Mathematical modalism

Mathematical modalism August 6, 2011

“The Trinity is a mathematical absurdity in the context of a god limited in his operations to just the four dimensions of length, width, height, and time,” writes Hugh Ross ( The Creator and the Cosmos: How the Latest Scientific Discoveries of the Century Reveal God ). To avoid the absurdity, Ross suggests that God exists in multi-dimensional space. As summarized by John Byl ( Divine Challenge: On Matter, Mind, Math & Meaning ), Ross argues that we imagine a “two-dimensional creature living on a flat plane. If a human were to stick three spread fingers through this plane the two-dimensional creature would experience this as three distinct, isolated circles. Yet, in the higher, three-dimensional world, these three fingers are actually connected to a single body. Ross conjectures that, in a similar fashion, God’s three Persons might be unified in a single entity in a higher-dimensional space.”

I haven’t confirmed that this is in fact Ross’s argument. Whether it is his or not, it is about as archetypally modalist an argument as one would want to find – assuming, always, that finding modalist arguments is one’s aim.

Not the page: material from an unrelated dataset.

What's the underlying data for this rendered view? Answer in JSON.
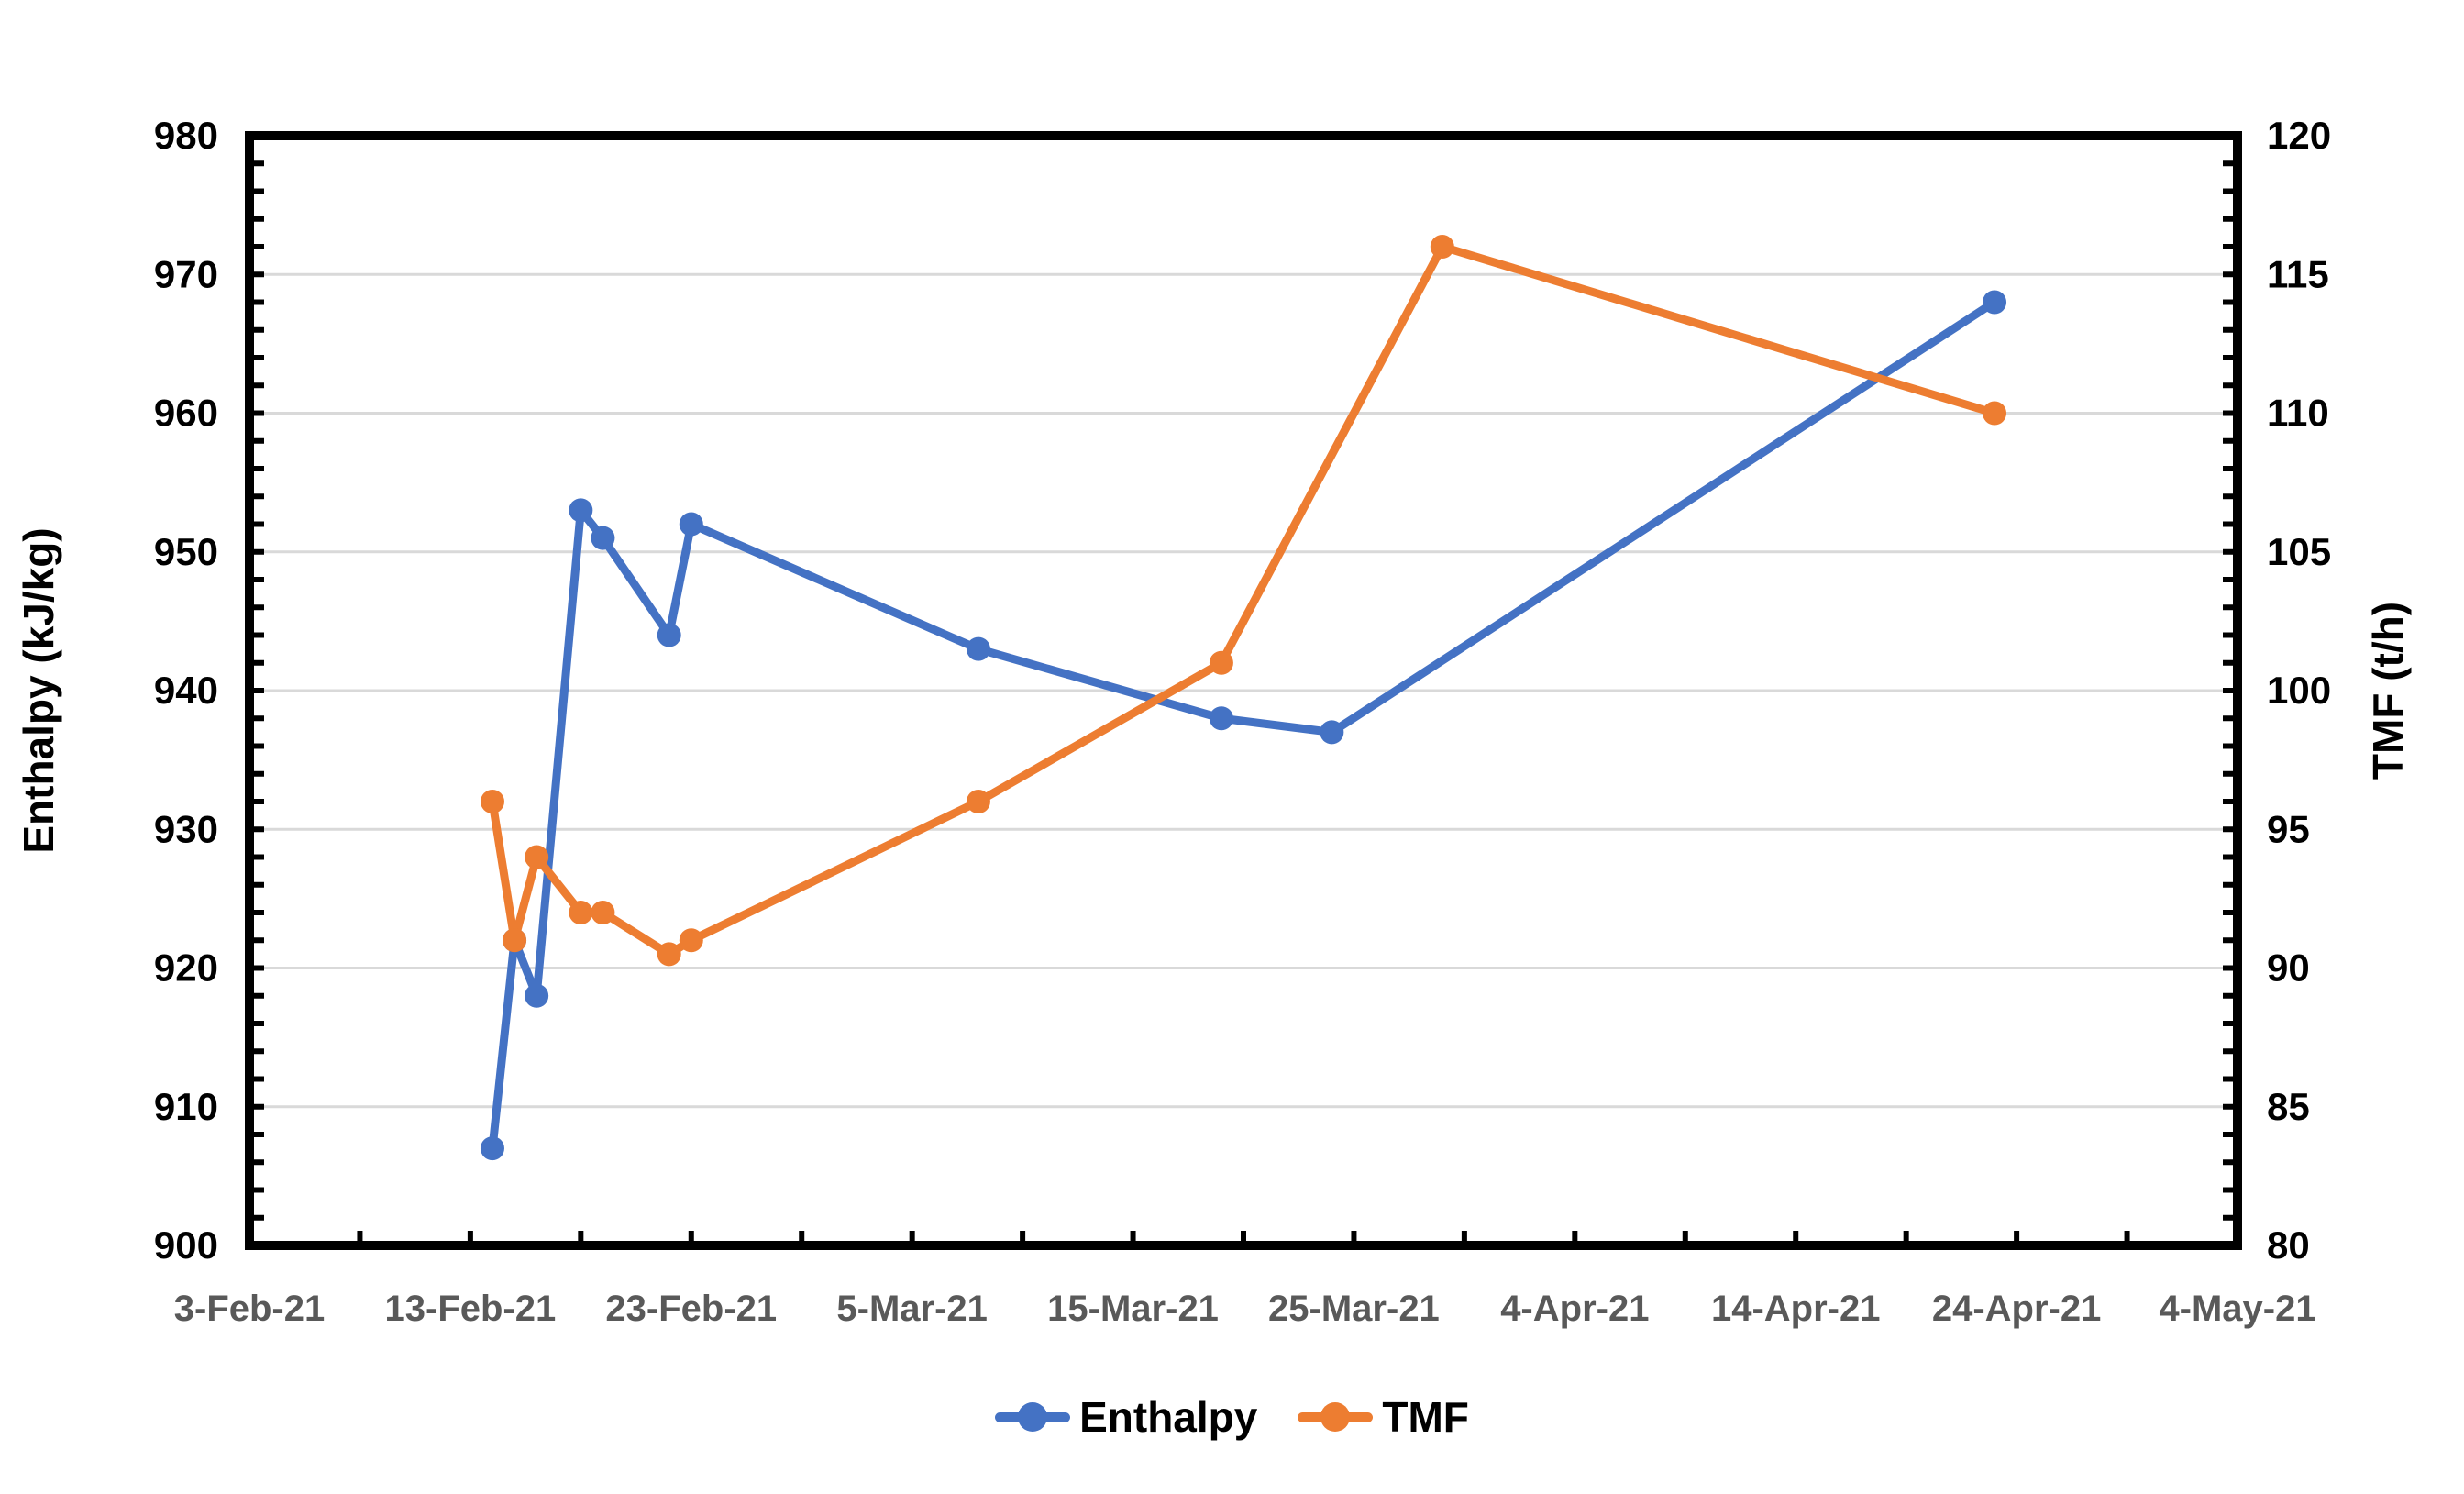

Even if it’s not Ross’s argument, it would fit neatly into Ross’s understanding of Genesis and creation. And it leads me to suspect that there is an implicit modalism lurking behind some accounts of creation. At the very least, the pattern of argument or thought is parallel: For modalists, there is an unknown God behind the revealed God; for non-literal interpretations of Genesis, there is a creation story lurking behind the revealed story.